W dalszym ciągu też nie wiadomo jak w tym roku będzie wyglądał Eid jedno z najważniejszych świąt w Islamie, które jest taką wisienką na torcie w trakcie jego trwania. Święto przerywające i jednocześnie kończące ścisły post. Po którym wraca się do "normalności".

Powiedzmy, że jako taki post przetrawiliśmy i wiemy jak mniej więcej było, gdyż jesteśmy aktualnie cały czas w trakcie i na bieżąco. Te poświęcenia, takie jak modlitwa w domu zamiast w meczecie, nieodwiedzanie się podczas codziennego iftaru jakoś ujdą w tłoku. Natomiast największy kłopot będzie podczas Eid, który co roku był jednym z największych zjazdów rodzinnych. Gdzie świętowaniu, jedzeniu, piciu, zabawie, modleniu się i przede wszystkim spotkaniom odwiedzinom nie ma końca. Każdy kto robi to z szczerego serca jakoś sobie poradzi i owocnie przeżyje ten czas spędzając go wśród domowników.

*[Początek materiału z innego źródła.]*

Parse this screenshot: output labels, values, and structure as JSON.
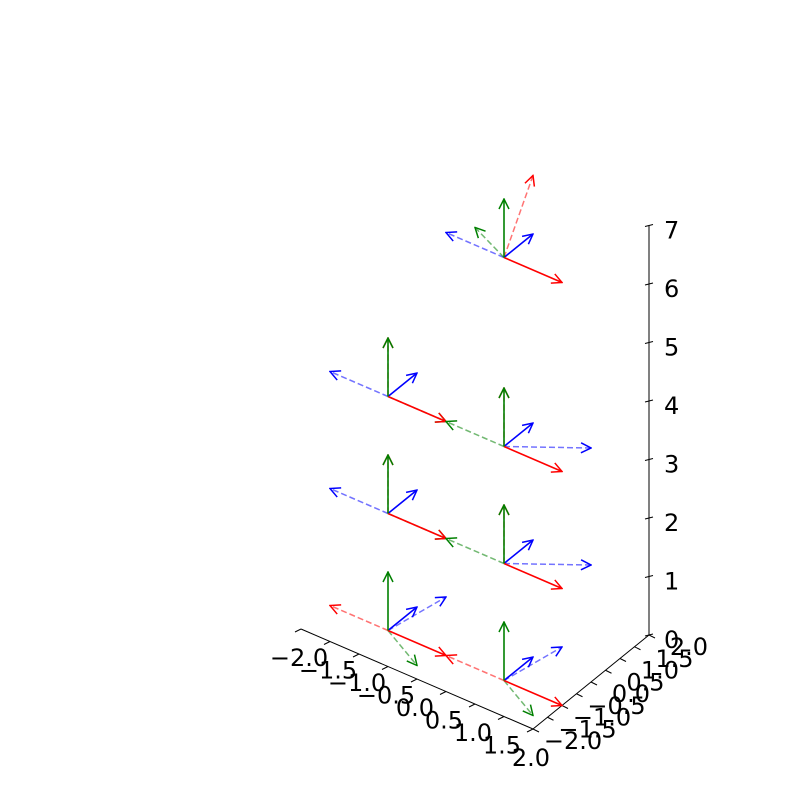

Brak tradycyjnych co-wieczornych spotkań i modlitw w meczecie oraz zapraszania się nawzajem na kolacje iftarową też już jakoś przeboleją. Największe święto w Islamie ciężko sobie wyobrazić bez wielkiej pompy oraz rodzinnych zjazdów. Pewnie jednak i tu się da jakoś to zorganizować w domowym zaciszu. Poradzą sobie, gorzej z innymi, których ta epidemia dotknęła najbardziej, jak na przykład kierowcy rikszy, gdzie zazwyczaj mieli pełne ręce roboty, a teraz coraz mniej ludzi gdziekolwiek wychodzi oraz inne grupy społeczne, które nie przędzą tak dobrze. Ramadan, choćby miałby być i w maseczce to się odbędzie tym bardziej, że ta maseczka to wcale nie taki wielki problem w tych społecznościach ani nie wywołuje takiego zdziwienia, spekulacji oraz szoku jak w Europie.

Maseczki przy tym to pikuś, są gdzieś na szarym końcu wszystkich zmartwień związanych z epidemią.